The effect of rules, discomfort, violence both by teachers and by bullies, boring standardized textbooks, juku, paramilitary sports and music clubs, and sleep deprivation is just what one would expect: Japanese children hate school. They hate it so much that tens of thousands of students stay away from school for at least a month each year in a phenomenon known as toko kyohi, «refusal to attend school.» A poll of fifth-graders showed that, out of six countries, children in Japan were the most dissatisfied with their homeroom teachers and the least likely to find school fun – and by a wide margin. Another poll found that only 21 percent of Japanese students said they were interested in their classes, versus 78.2 percent worldwide.
These numbers point to the fact that, under the surface, profound trouble is brewing in Japan's educational system. School in Japan is monochromatic: there's no room, or time, for a student to pour him- or herself into a personal hobby (as opposed to paramilitary club activities), or to read literature, do volunteer work, go to the zoo, get in touch with nature, or learn about other countries. The whole regimen makes sense only if one is determined to battle through «exam hell,» go to college, and become an obedient blue-suited salaryman or even more obedient salaryman's wife. If not, there is no place for you. For the good boys and girls, all goes well. But what of the «bad» ones? In an era of relative wealth and leisure, when children do not feel threatened by poverty as their parents did, students who opt out of the salaryman route tend to opt out of education altogether. They reach a point where they simply snap under the pressure – the Japanese word is kireru – and from then on, the only thing that matters to them is the color of their hair or the speed of their motorbikes. The result is schoolrooms filled with rebellious, rude, even dangerous kids-the exact opposite of what the repressive educational program set out to create!
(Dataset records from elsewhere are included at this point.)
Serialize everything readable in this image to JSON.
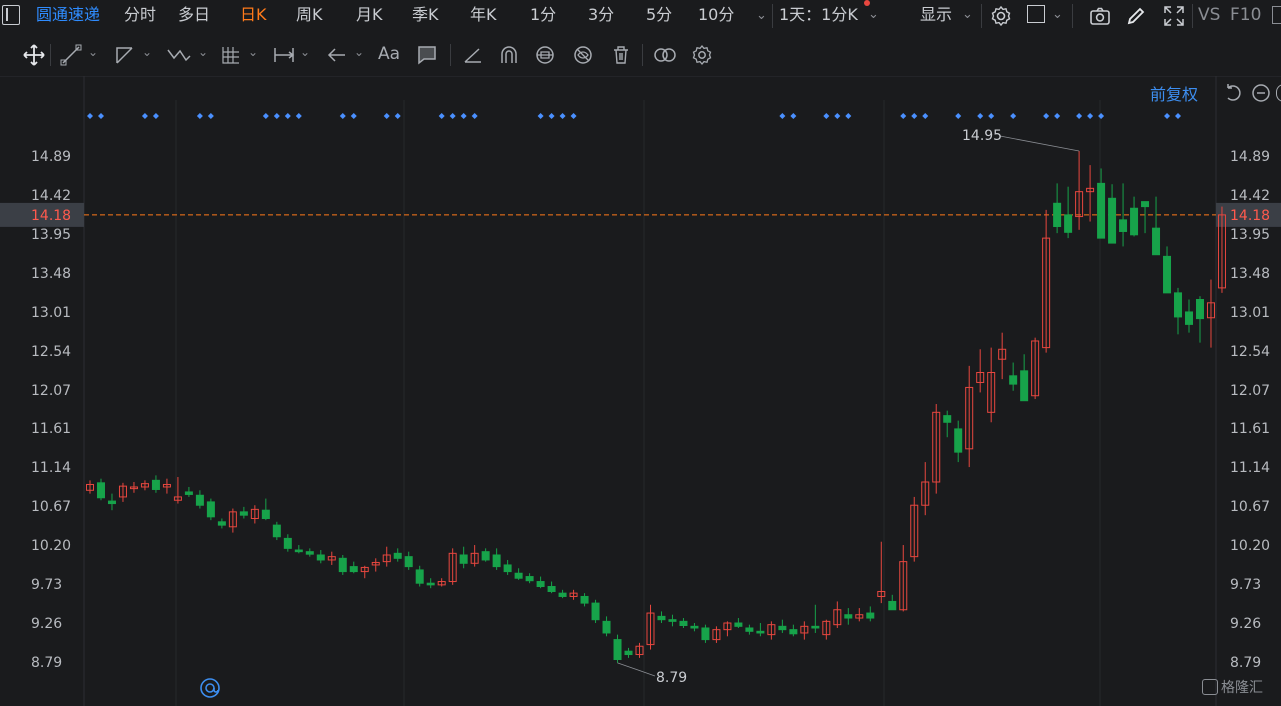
{
  "stock_name": "圆通速递",
  "periods": [
    {
      "label": "分时",
      "active": false
    },
    {
      "label": "多日",
      "active": false
    },
    {
      "label": "日K",
      "active": true
    },
    {
      "label": "周K",
      "active": false
    },
    {
      "label": "月K",
      "active": false
    },
    {
      "label": "季K",
      "active": false
    },
    {
      "label": "年K",
      "active": false
    },
    {
      "label": "1分",
      "active": false
    },
    {
      "label": "3分",
      "active": false
    },
    {
      "label": "5分",
      "active": false
    },
    {
      "label": "10分",
      "active": false
    }
  ],
  "range_selector": "1天：1分K",
  "display_label": "显示",
  "vs_label": "VS",
  "f10_label": "F10",
  "adjust_label": "前复权",
  "watermark": "格隆汇",
  "colors": {
    "up": "#e8473f",
    "down": "#17a34a",
    "accent": "#ff7a1a",
    "blue": "#2f8cff",
    "marker": "#4a90ff"
  },
  "chart_data": {
    "type": "candlestick",
    "y_ticks": [
      "14.89",
      "14.42",
      "13.95",
      "13.48",
      "13.01",
      "12.54",
      "12.07",
      "11.61",
      "11.14",
      "10.67",
      "10.20",
      "9.73",
      "9.26",
      "8.79"
    ],
    "ylim": [
      8.79,
      14.89
    ],
    "current_price": "14.18",
    "max_label": "14.95",
    "min_label": "8.79",
    "candles": [
      [
        10.86,
        10.98,
        10.82,
        10.93
      ],
      [
        10.95,
        11.0,
        10.74,
        10.77
      ],
      [
        10.73,
        10.82,
        10.62,
        10.7
      ],
      [
        10.78,
        10.95,
        10.72,
        10.91
      ],
      [
        10.88,
        10.96,
        10.83,
        10.9
      ],
      [
        10.9,
        10.98,
        10.86,
        10.94
      ],
      [
        10.98,
        11.04,
        10.83,
        10.87
      ],
      [
        10.9,
        11.0,
        10.82,
        10.93
      ],
      [
        10.74,
        11.02,
        10.7,
        10.78
      ],
      [
        10.84,
        10.9,
        10.78,
        10.81
      ],
      [
        10.8,
        10.86,
        10.64,
        10.68
      ],
      [
        10.72,
        10.76,
        10.5,
        10.54
      ],
      [
        10.48,
        10.52,
        10.4,
        10.44
      ],
      [
        10.42,
        10.64,
        10.35,
        10.6
      ],
      [
        10.6,
        10.66,
        10.52,
        10.56
      ],
      [
        10.52,
        10.68,
        10.46,
        10.63
      ],
      [
        10.62,
        10.76,
        10.5,
        10.52
      ],
      [
        10.44,
        10.48,
        10.26,
        10.3
      ],
      [
        10.28,
        10.33,
        10.12,
        10.16
      ],
      [
        10.14,
        10.2,
        10.1,
        10.12
      ],
      [
        10.12,
        10.16,
        10.06,
        10.09
      ],
      [
        10.08,
        10.14,
        9.98,
        10.02
      ],
      [
        10.02,
        10.12,
        9.96,
        10.06
      ],
      [
        10.04,
        10.08,
        9.84,
        9.88
      ],
      [
        9.94,
        10.0,
        9.86,
        9.88
      ],
      [
        9.88,
        9.95,
        9.8,
        9.93
      ],
      [
        9.96,
        10.04,
        9.88,
        9.99
      ],
      [
        10.0,
        10.18,
        9.94,
        10.08
      ],
      [
        10.1,
        10.16,
        10.0,
        10.04
      ],
      [
        10.06,
        10.12,
        9.9,
        9.94
      ],
      [
        9.9,
        9.95,
        9.7,
        9.74
      ],
      [
        9.74,
        9.8,
        9.68,
        9.72
      ],
      [
        9.72,
        9.8,
        9.7,
        9.76
      ],
      [
        9.76,
        10.16,
        9.72,
        10.1
      ],
      [
        10.08,
        10.18,
        9.92,
        9.98
      ],
      [
        9.98,
        10.2,
        9.94,
        10.1
      ],
      [
        10.12,
        10.16,
        10.0,
        10.02
      ],
      [
        10.08,
        10.16,
        9.9,
        9.94
      ],
      [
        9.96,
        10.02,
        9.84,
        9.88
      ],
      [
        9.86,
        9.92,
        9.78,
        9.8
      ],
      [
        9.82,
        9.86,
        9.74,
        9.77
      ],
      [
        9.76,
        9.82,
        9.68,
        9.7
      ],
      [
        9.7,
        9.76,
        9.62,
        9.64
      ],
      [
        9.62,
        9.66,
        9.56,
        9.58
      ],
      [
        9.58,
        9.66,
        9.54,
        9.62
      ],
      [
        9.58,
        9.62,
        9.46,
        9.5
      ],
      [
        9.5,
        9.54,
        9.26,
        9.3
      ],
      [
        9.28,
        9.34,
        9.1,
        9.14
      ],
      [
        9.06,
        9.12,
        8.78,
        8.82
      ],
      [
        8.92,
        8.96,
        8.84,
        8.88
      ],
      [
        8.88,
        9.02,
        8.84,
        8.98
      ],
      [
        9.0,
        9.48,
        8.94,
        9.38
      ],
      [
        9.34,
        9.4,
        9.26,
        9.3
      ],
      [
        9.3,
        9.36,
        9.22,
        9.28
      ],
      [
        9.28,
        9.32,
        9.2,
        9.23
      ],
      [
        9.22,
        9.26,
        9.16,
        9.2
      ],
      [
        9.2,
        9.24,
        9.02,
        9.06
      ],
      [
        9.06,
        9.22,
        9.02,
        9.18
      ],
      [
        9.18,
        9.28,
        9.1,
        9.26
      ],
      [
        9.26,
        9.32,
        9.2,
        9.22
      ],
      [
        9.2,
        9.24,
        9.12,
        9.16
      ],
      [
        9.16,
        9.26,
        9.1,
        9.14
      ],
      [
        9.12,
        9.28,
        9.06,
        9.24
      ],
      [
        9.22,
        9.3,
        9.14,
        9.18
      ],
      [
        9.18,
        9.24,
        9.1,
        9.13
      ],
      [
        9.14,
        9.28,
        9.06,
        9.22
      ],
      [
        9.22,
        9.48,
        9.14,
        9.2
      ],
      [
        9.12,
        9.3,
        9.06,
        9.28
      ],
      [
        9.24,
        9.52,
        9.2,
        9.42
      ],
      [
        9.36,
        9.44,
        9.24,
        9.32
      ],
      [
        9.32,
        9.44,
        9.28,
        9.36
      ],
      [
        9.38,
        9.46,
        9.28,
        9.32
      ],
      [
        9.58,
        10.24,
        9.5,
        9.64
      ],
      [
        9.52,
        9.6,
        9.42,
        9.42
      ],
      [
        9.42,
        10.2,
        9.4,
        10.0
      ],
      [
        10.06,
        10.78,
        10.0,
        10.68
      ],
      [
        10.68,
        11.2,
        10.56,
        10.96
      ],
      [
        10.96,
        11.9,
        10.82,
        11.8
      ],
      [
        11.76,
        11.82,
        11.5,
        11.68
      ],
      [
        11.6,
        11.7,
        11.2,
        11.32
      ],
      [
        11.36,
        12.36,
        11.14,
        12.1
      ],
      [
        12.16,
        12.56,
        12.04,
        12.28
      ],
      [
        11.8,
        12.58,
        11.68,
        12.28
      ],
      [
        12.44,
        12.76,
        12.2,
        12.56
      ],
      [
        12.24,
        12.4,
        12.06,
        12.14
      ],
      [
        12.3,
        12.5,
        11.98,
        11.94
      ],
      [
        12.0,
        12.7,
        11.96,
        12.66
      ],
      [
        12.58,
        14.24,
        12.52,
        13.9
      ],
      [
        14.32,
        14.56,
        13.96,
        14.04
      ],
      [
        14.18,
        14.52,
        13.9,
        13.97
      ],
      [
        14.16,
        14.95,
        14.0,
        14.46
      ],
      [
        14.46,
        14.78,
        14.1,
        14.5
      ],
      [
        14.56,
        14.74,
        13.9,
        13.9
      ],
      [
        14.38,
        14.55,
        13.84,
        13.84
      ],
      [
        14.12,
        14.56,
        13.8,
        13.98
      ],
      [
        14.26,
        14.4,
        13.92,
        13.94
      ],
      [
        14.34,
        14.28,
        13.96,
        14.28
      ],
      [
        14.02,
        14.4,
        13.76,
        13.7
      ],
      [
        13.68,
        13.8,
        13.26,
        13.24
      ],
      [
        13.24,
        13.3,
        12.74,
        12.95
      ],
      [
        13.01,
        13.16,
        12.76,
        12.86
      ],
      [
        13.16,
        13.2,
        12.64,
        12.93
      ],
      [
        12.94,
        13.4,
        12.58,
        13.12
      ],
      [
        13.3,
        14.28,
        13.24,
        14.18
      ]
    ]
  }
}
Karl Taro Greenfield, author of Speed Tribes: Days and Nights with Japan's Next Generation, describes his experience as an English teacher in a high school south of Tokyo, a low-level school whose students were not going to college or aiming at white-collar jobs. «These kids were friendly, jovial, and totally uninterested in learning English,» Greenfield writes. «Most of them slept during class, others kept up a steady stream of jabber, and when I tried to quiet them, they simply walked out. This was the vaunted Japanese educational system? The condition I had stumbled upon, a sort of kireru – the nihilism that animates many left-behind Japanese kids – was broader than I realized.»
If tattoos and pierced tongues meant a liberation of the spirit, then all this might bode well for Japan. But what we are seeing is not necessarily a flowering of individualism. The tattoos, the dyed hair, and the pierced tongues all follow more or less the same pattern; even the rebels remain very true to their group dynamics. These youth are unlikely to be the ones who rise above the Construction State and give thought to the environment, or decide to have an impact on local politics, become entrepreneurs and set up Internet companies, or break free of inhibitions and befriend foreigners. Rather, we are seeing an unpredictable nihilism, the birth of a new and truly dispossessed class. What effects this will have in the future on society can only be guessed.